Civetta capogrosso (Aegolius funereus)

Aspetti morfologici

É un rapace notturno di piccole dimensioni con grande testa squadrata priva di ciuffi di penne; occhi gialli. Forme tozze e compatte con ali arrotondate che raggiungono l'apice della coda nell'animale posato; il capo, grande e squadrato, presenta un netto disco facciale che circonda gli occhi gialli, bordato da un anello di penne brune con fitte macchie bianche a goccia. Il colorito delle parti inferiori è biancastro con sfumature bruno grigie; le parti superiori sono bruno scure con macchie bianche, più estese sulle spalle.
Il giovane, inconfondibile, è bruno scuro con zone bianco crema fra il becco e gli occhi.
La Civetta capogrosso presenta un'evidente asimmetria delle ossa del cranio che determina una differente posizione delle aperture dei due meati uditivi: tale curioso particolare anatomico accentua l'efficacia dell'udito, consentendo una precisa localizzazione delle fonti sonore ed agevolando la cattura delle prede anche in assenza quasi totale di luce.

Distribuzione e habitat

Distribuzione della Civetta capogrosso

La Civetta capogrosso si può osservare in quasi tutta l'Eurasia e in America del Nord, in Italia nidifica sulle Alpi, in habitat boschivi. È una specie tipica della taiga. Caccia soprattutto nei settori di foresta con copertura arborea rada e in prossimità di chiarìe e pascoli.
Abitudini

La civetta capogrosso è assai confidente, non teme l'uomo. L'adulto si affaccia al foro d'ingresso del nido se viene lievemente grattata la corteccia alla base del tronco; tale comportamento è probabilmente volto a prevenire gli attacchi di predatori arboricoli ed in particolare della Martora.

Voce

Il canto inconfondibile è composto da una serie di 5- 7 note emesse in rapida successione ("ou-ou-ou-ou-ou-ou-ou"); le strofe si ripetono in serie anche molto lunghe e vengono emesse soprattutto nelle ore notturne in inverno e primavera.

Cibo ed Alimentazione

Cattura soprattutto piccoli mammiferi (topi, arvicole, toporagni, gliridi) e uccelli sino alle dimensioni del merlo. Come gli altri rapaci notturni ingoia le prede intere o solo sommariamente dilaniate, rigurgitando in seguito le parti non digerite sotto forma di borre oblunghe. Caccia solitamente nelle ore notturne; specie in inverno e primavera è talvolta possibile scorgerla in attività in pieno giorno.

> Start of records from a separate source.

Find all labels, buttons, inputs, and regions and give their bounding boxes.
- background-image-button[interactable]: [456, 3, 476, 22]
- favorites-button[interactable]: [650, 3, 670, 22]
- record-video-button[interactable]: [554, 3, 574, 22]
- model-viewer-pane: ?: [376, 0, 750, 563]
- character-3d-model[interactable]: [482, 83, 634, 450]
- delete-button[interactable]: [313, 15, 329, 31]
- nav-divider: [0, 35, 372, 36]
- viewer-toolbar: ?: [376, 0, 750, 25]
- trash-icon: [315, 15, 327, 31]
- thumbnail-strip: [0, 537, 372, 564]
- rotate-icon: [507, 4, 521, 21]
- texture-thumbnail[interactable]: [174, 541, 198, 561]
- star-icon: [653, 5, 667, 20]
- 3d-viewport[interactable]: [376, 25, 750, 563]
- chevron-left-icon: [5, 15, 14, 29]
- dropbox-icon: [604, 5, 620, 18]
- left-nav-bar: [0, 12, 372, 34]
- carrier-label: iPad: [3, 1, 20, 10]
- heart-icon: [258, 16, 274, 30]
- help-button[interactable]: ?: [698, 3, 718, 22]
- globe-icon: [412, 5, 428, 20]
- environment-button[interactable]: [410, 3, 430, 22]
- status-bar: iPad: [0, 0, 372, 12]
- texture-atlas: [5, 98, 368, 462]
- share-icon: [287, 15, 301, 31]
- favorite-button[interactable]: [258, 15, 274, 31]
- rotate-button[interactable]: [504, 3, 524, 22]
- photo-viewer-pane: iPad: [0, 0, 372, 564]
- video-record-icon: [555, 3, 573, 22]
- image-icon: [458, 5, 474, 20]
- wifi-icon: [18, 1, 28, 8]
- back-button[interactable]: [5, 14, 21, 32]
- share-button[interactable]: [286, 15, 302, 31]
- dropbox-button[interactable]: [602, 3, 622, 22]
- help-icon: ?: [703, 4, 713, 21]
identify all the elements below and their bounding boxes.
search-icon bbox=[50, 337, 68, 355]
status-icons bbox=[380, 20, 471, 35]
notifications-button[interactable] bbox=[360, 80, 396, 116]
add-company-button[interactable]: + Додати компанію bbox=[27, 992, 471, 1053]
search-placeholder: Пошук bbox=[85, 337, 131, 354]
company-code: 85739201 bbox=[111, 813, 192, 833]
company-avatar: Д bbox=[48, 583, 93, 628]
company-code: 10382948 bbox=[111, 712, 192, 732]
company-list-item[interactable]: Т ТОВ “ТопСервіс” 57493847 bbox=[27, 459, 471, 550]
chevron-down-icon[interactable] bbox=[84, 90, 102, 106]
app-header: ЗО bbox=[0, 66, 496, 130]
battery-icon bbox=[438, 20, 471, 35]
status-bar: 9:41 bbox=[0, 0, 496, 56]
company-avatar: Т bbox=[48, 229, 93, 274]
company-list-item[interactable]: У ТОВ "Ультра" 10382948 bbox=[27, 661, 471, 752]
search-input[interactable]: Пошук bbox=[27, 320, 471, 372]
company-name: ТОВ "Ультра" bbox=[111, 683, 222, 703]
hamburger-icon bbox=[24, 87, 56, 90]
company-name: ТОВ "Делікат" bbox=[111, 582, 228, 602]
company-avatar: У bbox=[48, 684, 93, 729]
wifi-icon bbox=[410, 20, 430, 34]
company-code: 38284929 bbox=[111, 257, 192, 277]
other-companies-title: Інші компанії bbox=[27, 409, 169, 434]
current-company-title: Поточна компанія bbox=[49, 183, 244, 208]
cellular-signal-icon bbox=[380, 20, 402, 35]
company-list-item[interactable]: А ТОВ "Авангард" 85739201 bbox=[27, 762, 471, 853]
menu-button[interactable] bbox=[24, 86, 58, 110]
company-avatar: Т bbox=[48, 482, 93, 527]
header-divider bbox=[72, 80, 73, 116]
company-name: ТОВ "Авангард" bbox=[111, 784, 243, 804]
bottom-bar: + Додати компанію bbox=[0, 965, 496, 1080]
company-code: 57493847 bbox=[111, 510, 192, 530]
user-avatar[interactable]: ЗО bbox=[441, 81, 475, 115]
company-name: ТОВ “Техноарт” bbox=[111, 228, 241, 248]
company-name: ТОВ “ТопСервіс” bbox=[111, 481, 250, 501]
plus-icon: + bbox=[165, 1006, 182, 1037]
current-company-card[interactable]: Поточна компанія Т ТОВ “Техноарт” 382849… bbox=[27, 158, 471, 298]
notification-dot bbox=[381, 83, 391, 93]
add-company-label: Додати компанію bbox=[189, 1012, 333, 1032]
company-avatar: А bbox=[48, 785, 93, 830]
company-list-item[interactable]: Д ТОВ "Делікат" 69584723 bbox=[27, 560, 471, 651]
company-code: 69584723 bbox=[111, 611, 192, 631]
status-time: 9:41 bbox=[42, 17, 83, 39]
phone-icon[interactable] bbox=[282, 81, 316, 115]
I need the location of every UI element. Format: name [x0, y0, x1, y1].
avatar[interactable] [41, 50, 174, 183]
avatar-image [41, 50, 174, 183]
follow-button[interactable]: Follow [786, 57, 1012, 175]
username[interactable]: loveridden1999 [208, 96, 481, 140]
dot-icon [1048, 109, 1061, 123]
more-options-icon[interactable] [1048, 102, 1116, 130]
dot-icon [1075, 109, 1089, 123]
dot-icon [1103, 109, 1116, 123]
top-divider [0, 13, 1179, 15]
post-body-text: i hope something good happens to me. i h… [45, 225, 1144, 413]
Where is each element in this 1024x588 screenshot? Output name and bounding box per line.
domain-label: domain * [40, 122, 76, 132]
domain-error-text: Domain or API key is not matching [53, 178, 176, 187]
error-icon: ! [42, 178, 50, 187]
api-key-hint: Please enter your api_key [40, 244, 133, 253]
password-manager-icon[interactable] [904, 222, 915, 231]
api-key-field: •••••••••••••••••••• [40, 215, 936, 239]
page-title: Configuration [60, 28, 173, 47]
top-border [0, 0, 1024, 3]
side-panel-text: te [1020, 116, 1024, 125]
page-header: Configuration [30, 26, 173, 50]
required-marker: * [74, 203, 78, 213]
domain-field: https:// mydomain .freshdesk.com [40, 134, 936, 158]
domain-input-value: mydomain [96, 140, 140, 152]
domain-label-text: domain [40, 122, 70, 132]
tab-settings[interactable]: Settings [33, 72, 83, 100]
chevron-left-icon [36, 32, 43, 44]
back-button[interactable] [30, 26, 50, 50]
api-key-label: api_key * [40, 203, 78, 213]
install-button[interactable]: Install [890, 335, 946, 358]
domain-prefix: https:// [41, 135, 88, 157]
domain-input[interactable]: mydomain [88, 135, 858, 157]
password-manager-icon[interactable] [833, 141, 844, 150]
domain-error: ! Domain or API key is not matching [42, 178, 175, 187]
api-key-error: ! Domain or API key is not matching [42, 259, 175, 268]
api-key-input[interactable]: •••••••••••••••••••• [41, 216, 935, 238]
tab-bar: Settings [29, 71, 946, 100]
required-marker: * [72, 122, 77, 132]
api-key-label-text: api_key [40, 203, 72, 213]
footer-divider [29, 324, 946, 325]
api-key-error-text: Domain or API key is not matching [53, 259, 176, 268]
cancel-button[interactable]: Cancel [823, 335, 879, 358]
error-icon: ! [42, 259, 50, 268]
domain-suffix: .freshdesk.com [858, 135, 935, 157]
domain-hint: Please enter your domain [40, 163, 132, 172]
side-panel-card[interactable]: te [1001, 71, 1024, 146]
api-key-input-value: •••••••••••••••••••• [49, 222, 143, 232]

Riproduzione e nidificazione

Si riproduce in cavità di alberi, quasi sempre rappresentate dai nidi scavati all'interno di grandi tronchi dal Picchio nero; la recente espansione di quest'ultima specie, pare abbia favorito la Civetta capogrosso in buona parte del suo areale centro-europeo.
La femmina depone 4-6 uova che cova 26-29 giorni. I piccoli lasciano il nido a un mese di vita e prima di essere in grado di alimentarsi autonomamente; come per gli altri rapaci notturni, è quindi possibile trovare al suolo o su arbusti giovani inetti al volo solo apparentemente abbandonati: durante la notte vengono infatti regolarmente nutriti dai genitori che li localizzano grazie ai loro insistenti richiami.